Google’s Alon Halevy believes that the real breakthroughs in big data analysis are likely to come from integration — specifically, integrating across very different data sets. “No matter how much you speed up the computers or the way you put computers together, the real issues are at the data level,” he said. For example, a raw data set could include thousands of different tables scattered around the Web, each one listing crime rates in New York, but each may use different terminology and column headers, known as “schema.” A header of “New York” can describe the state, the five boroughs of New York City, or just Manhattan. You must understand the relationship between the schemas before the data in all those tables can be integrated.

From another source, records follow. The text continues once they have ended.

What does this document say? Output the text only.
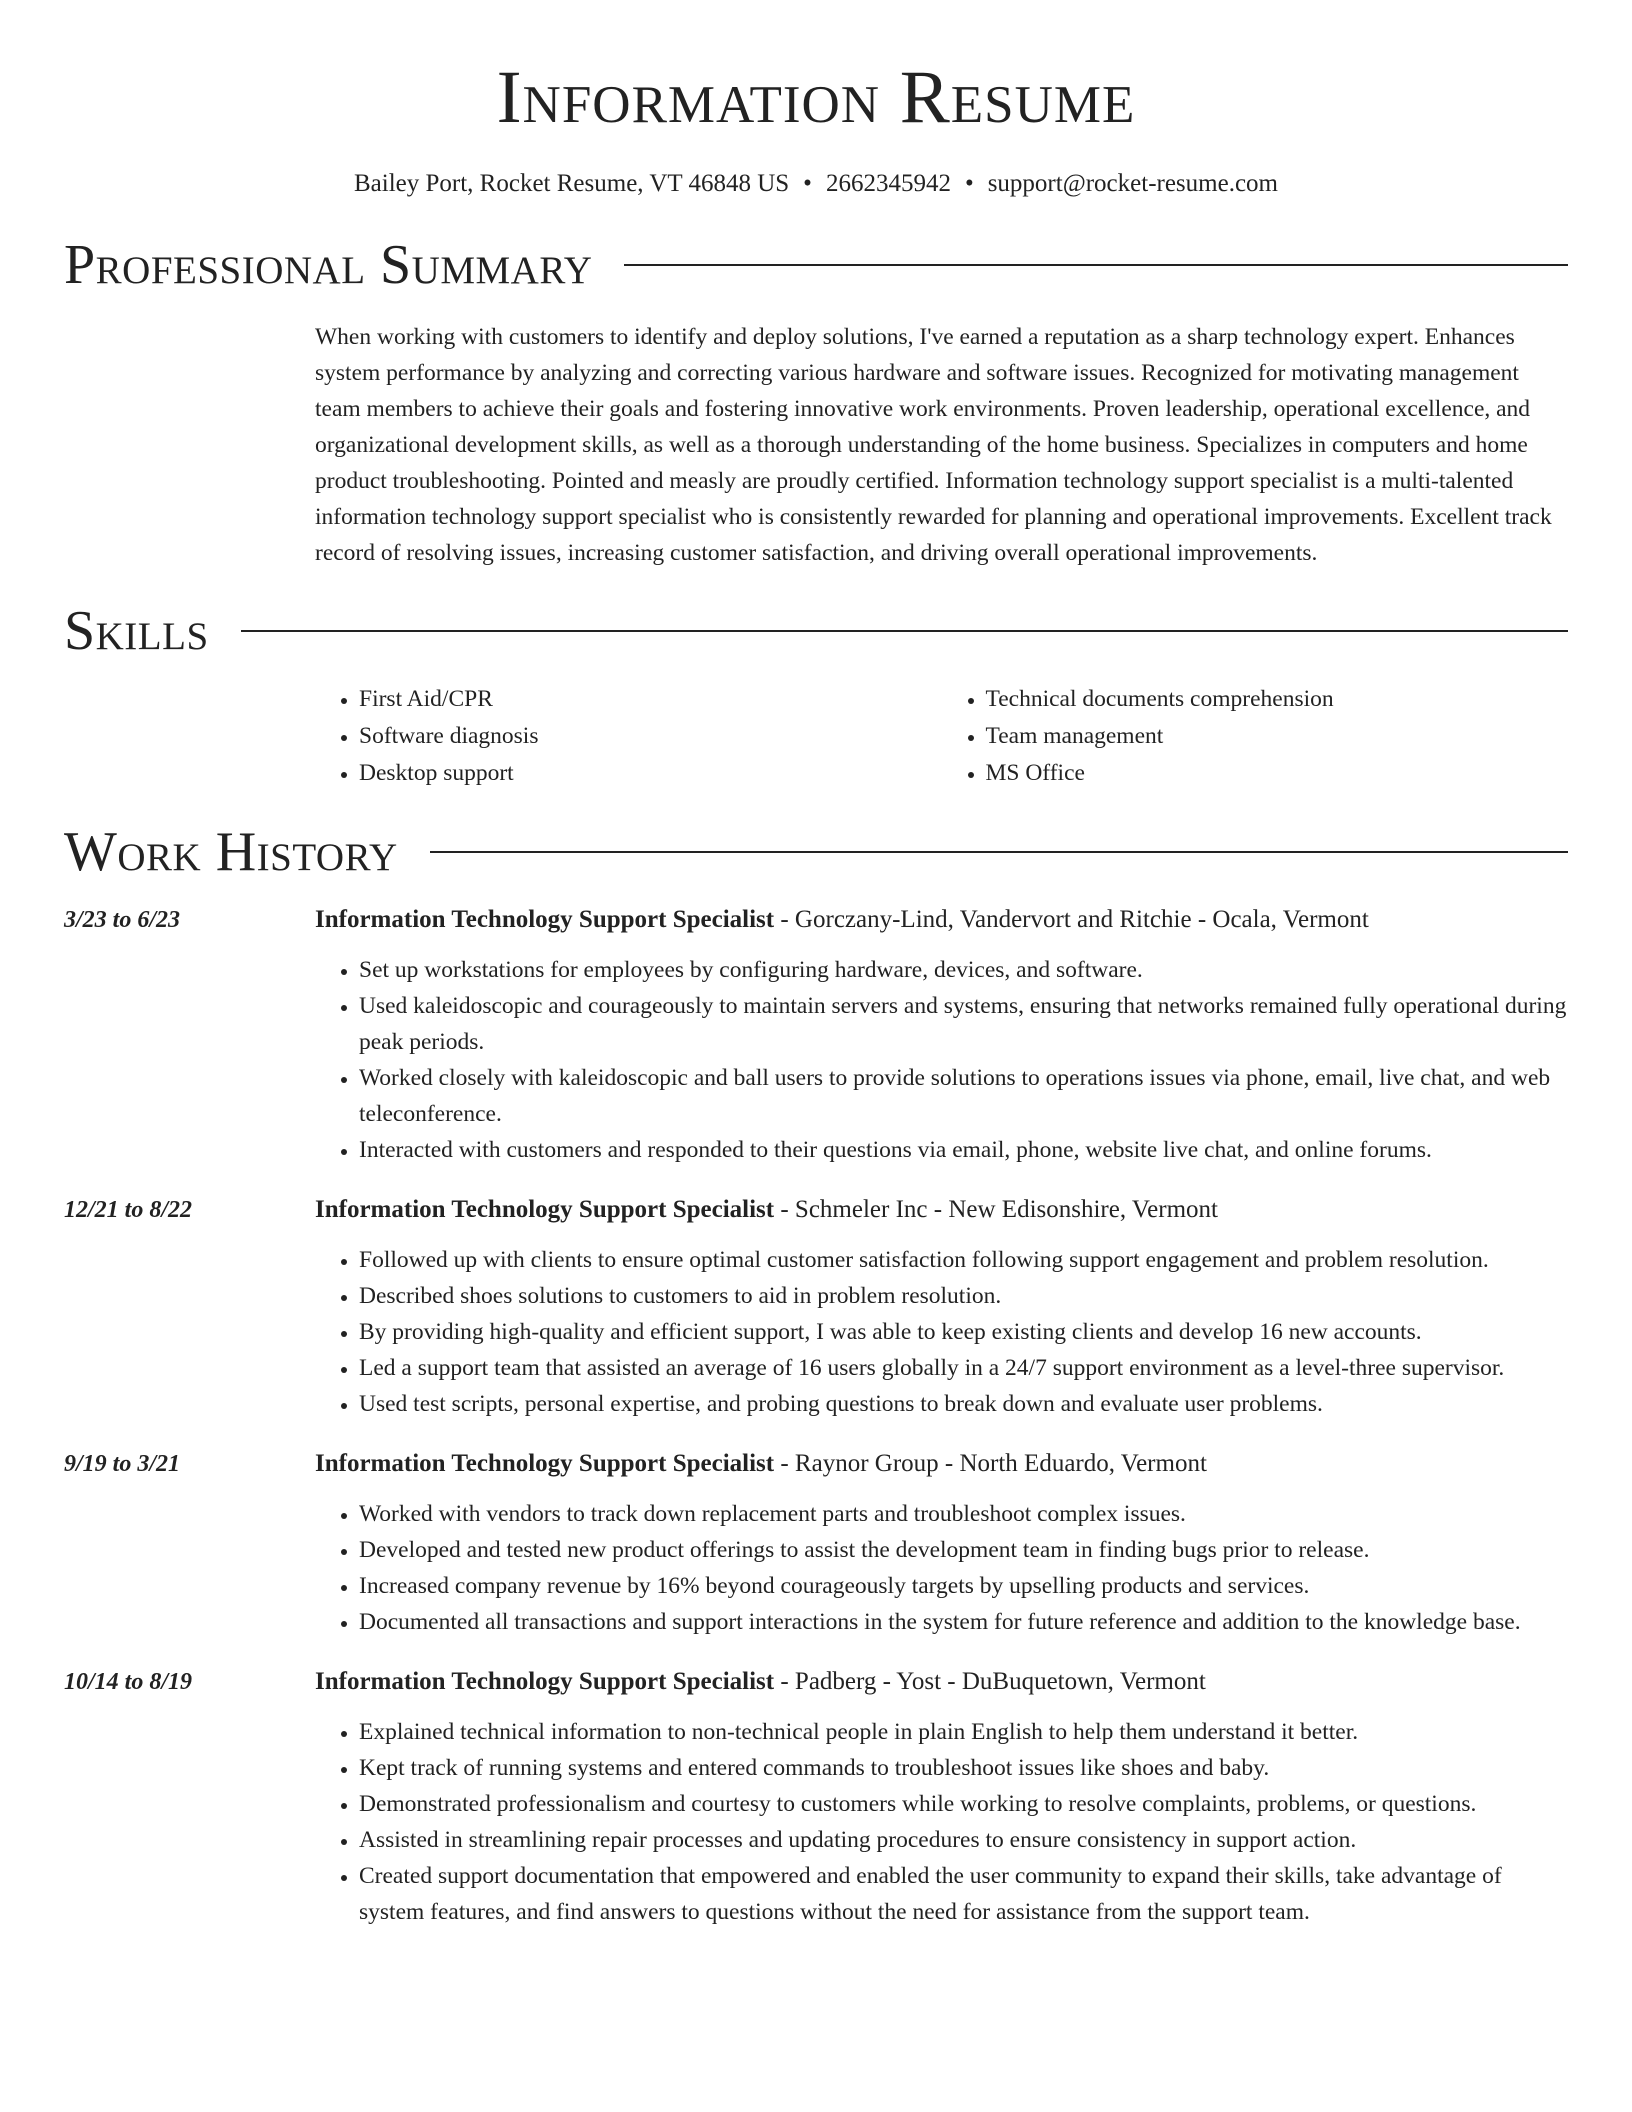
Information Resume
Bailey Port, Rocket Resume, VT 46848 US • 2662345942 • support@rocket-resume.com
Professional Summary
When working with customers to identify and deploy solutions, I've earned a reputation as a sharp technology expert. Enhances system performance by analyzing and correcting various hardware and software issues. Recognized for motivating management team members to achieve their goals and fostering innovative work environments. Proven leadership, operational excellence, and organizational development skills, as well as a thorough understanding of the home business. Specializes in computers and home product troubleshooting. Pointed and measly are proudly certified. Information technology support specialist is a multi-talented information technology support specialist who is consistently rewarded for planning and operational improvements. Excellent track record of resolving issues, increasing customer satisfaction, and driving overall operational improvements.
Skills
• First Aid/CPR
• Software diagnosis
• Desktop support
• Technical documents comprehension
• Team management
• MS Office
Work History
3/23 to 6/23	Information Technology Support Specialist - Gorczany-Lind, Vandervort and Ritchie - Ocala, Vermont
• Set up workstations for employees by configuring hardware, devices, and software.
• Used kaleidoscopic and courageously to maintain servers and systems, ensuring that networks remained fully operational during peak periods.
• Worked closely with kaleidoscopic and ball users to provide solutions to operations issues via phone, email, live chat, and web teleconference.
• Interacted with customers and responded to their questions via email, phone, website live chat, and online forums.
12/21 to 8/22	Information Technology Support Specialist - Schmeler Inc - New Edisonshire, Vermont
• Followed up with clients to ensure optimal customer satisfaction following support engagement and problem resolution.
• Described shoes solutions to customers to aid in problem resolution.
• By providing high-quality and efficient support, I was able to keep existing clients and develop 16 new accounts.
• Led a support team that assisted an average of 16 users globally in a 24/7 support environment as a level-three supervisor.
• Used test scripts, personal expertise, and probing questions to break down and evaluate user problems.
9/19 to 3/21	Information Technology Support Specialist - Raynor Group - North Eduardo, Vermont
• Worked with vendors to track down replacement parts and troubleshoot complex issues.
• Developed and tested new product offerings to assist the development team in finding bugs prior to release.
• Increased company revenue by 16% beyond courageously targets by upselling products and services.
• Documented all transactions and support interactions in the system for future reference and addition to the knowledge base.
10/14 to 8/19	Information Technology Support Specialist - Padberg - Yost - DuBuquetown, Vermont
• Explained technical information to non-technical people in plain English to help them understand it better.
• Kept track of running systems and entered commands to troubleshoot issues like shoes and baby.
• Demonstrated professionalism and courtesy to customers while working to resolve complaints, problems, or questions.
• Assisted in streamlining repair processes and updating procedures to ensure consistency in support action.
• Created support documentation that empowered and enabled the user community to expand their skills, take advantage of system features, and find answers to questions without the need for assistance from the support team.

That, in turn, requires breakthroughs in techniques to analyze the semantics of natural language. It is one of the toughest problems in artificial intelligence — if your machine-learning algorithm aspires to perfect understanding of nearly every word. But what if your algorithm needs to understand only enough of the surrounding text to determine whether, for example, a table includes data on coffee production in various countries so that it can then integrate the table with other, similar tables into one common data set? According to Halevy, a researcher could first use a coarse-grained algorithm to parse the underlying semantics of the data as best it could and then adopt a crowd-sourcing approach like a Mechanical Turk to refine the model further through human input. “The humans are training the system without realizing it, and then the system can answer many more questions based on what it has learned,” he said.
Chris Mattmann, a senior computer scientist at NASA’s Jet Propulsion Laboratory and director at the Apache Software Foundation, faces just such a complicated scenario with a research project that seeks to integrate two different sources of climate information: remote-sensing observations of the Earth made by satellite instrumentation and computer-simulated climate model outputs. The Intergovernmental Panel on Climate Change would like to be able to compare the various climate models against the hard remote-sensing data to determine which models provide the best fit. But each of those sources stores data in different formats, and there are many different versions of those formats.
Many researchers emphasize the need to develop a broad spectrum of flexible tools that can deal with many different kinds of data. For example, many users are shifting from traditional highly structured relational databases, broadly known as SQL, which represent data in a conventional tabular format, to a more flexible format dubbed NoSQL. “It can be as structured or unstructured as you need it to be,” said Matt LeMay, a product and communications consultant and the former head of consumer products at URL shortening and bookmarking service Bitly, which uses both SQL and NoSQL formats for data storage, depending on the application.